A day in Manhattan with Brie’s brother Brendan. He doesn’t usually interact with Brie because of the way she treated him when they were younger, but when they talk they have interesting conversations. After grabbing lunch in Grand Central, they met up with Tara. On the subway they encountered a mentally ill man, and decided to follow him to “make him paranoid.” The sisters bicker as the group looks for bubble tea in Chinatown, which her brother pays for, promising to invoice their father for the expenses
Brie feels like she fails in all aspects of her life, while her sister is a “24-hour party” who’s fun to be around but can’t hold down a job, apartment or female friendships.
Brie reflects on her family’s wealth and how her parents got rich thanks to her dad’s notorious Wall Street activities. They went from sleeping in apartments with weapons under the pillow to a sparkling mansion on a seven-acre plot of land.
Brie discusses adventures potty training her daughter, Cleo, and worries she’ll continue to have accidents until her teenage years.
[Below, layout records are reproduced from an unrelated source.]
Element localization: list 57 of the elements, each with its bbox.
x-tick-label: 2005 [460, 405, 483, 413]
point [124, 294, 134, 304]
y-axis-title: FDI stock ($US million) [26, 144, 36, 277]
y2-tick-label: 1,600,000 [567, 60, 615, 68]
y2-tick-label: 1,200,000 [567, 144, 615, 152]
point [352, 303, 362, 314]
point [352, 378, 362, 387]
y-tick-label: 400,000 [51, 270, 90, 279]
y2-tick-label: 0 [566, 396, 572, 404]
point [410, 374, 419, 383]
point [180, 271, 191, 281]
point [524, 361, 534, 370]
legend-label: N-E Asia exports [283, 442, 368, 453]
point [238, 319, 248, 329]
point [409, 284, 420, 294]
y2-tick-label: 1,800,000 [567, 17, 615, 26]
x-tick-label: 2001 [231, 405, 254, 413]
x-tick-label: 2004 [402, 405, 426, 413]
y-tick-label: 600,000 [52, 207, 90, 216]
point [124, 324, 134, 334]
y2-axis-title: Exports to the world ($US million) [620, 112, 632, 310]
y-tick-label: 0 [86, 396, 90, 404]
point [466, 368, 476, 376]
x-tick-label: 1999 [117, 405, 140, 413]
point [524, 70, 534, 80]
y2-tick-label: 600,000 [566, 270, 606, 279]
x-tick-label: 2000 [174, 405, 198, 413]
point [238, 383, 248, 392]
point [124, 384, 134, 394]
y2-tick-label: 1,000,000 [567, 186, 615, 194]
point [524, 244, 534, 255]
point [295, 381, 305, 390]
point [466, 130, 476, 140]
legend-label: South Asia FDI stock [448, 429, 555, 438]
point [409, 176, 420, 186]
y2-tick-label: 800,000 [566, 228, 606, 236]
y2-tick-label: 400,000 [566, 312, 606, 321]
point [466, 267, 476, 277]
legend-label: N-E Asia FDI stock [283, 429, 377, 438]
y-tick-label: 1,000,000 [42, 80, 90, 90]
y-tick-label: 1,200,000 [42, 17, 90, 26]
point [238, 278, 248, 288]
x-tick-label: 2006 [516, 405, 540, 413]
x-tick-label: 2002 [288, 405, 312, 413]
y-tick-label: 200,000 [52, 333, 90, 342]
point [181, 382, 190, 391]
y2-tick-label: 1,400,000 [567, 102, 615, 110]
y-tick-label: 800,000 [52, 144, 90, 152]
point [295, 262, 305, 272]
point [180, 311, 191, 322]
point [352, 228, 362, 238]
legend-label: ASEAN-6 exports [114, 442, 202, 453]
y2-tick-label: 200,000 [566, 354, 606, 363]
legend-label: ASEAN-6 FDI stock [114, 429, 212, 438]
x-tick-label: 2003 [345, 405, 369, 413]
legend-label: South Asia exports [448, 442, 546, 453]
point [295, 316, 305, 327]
This comes from Brie’s own experience wetting the bed until she was 16, which she blames on the fact that her father wouldn’t take kindly to her waking up in the middle of the night.
A reflection on how parenthood challenges people with a history of abuse to either change themselves or continue the cycle. Brie doesn’t want to hit or scream at, or medicate her daughter like her parents did to her, but worries that she doesn’t have the tools to do this.
Sometimes Brie lets her short temper get the best of her, a trait she believes she inherited from her father.
Brie describes her father working on Wall Street, and moving into bigger and bigger homes until they lived in a mansion built in 1781. It was so large it made her uncomfortable, isolated, and she missed the closeness of their first small apartment.
According to Brie, her sister called Child Protective Services on their parents more than 35 times. When she told her parents, they were not supportive. To Brie, the blog is an alternative to therapy, and possibly a way to help other people with “fucked up families.”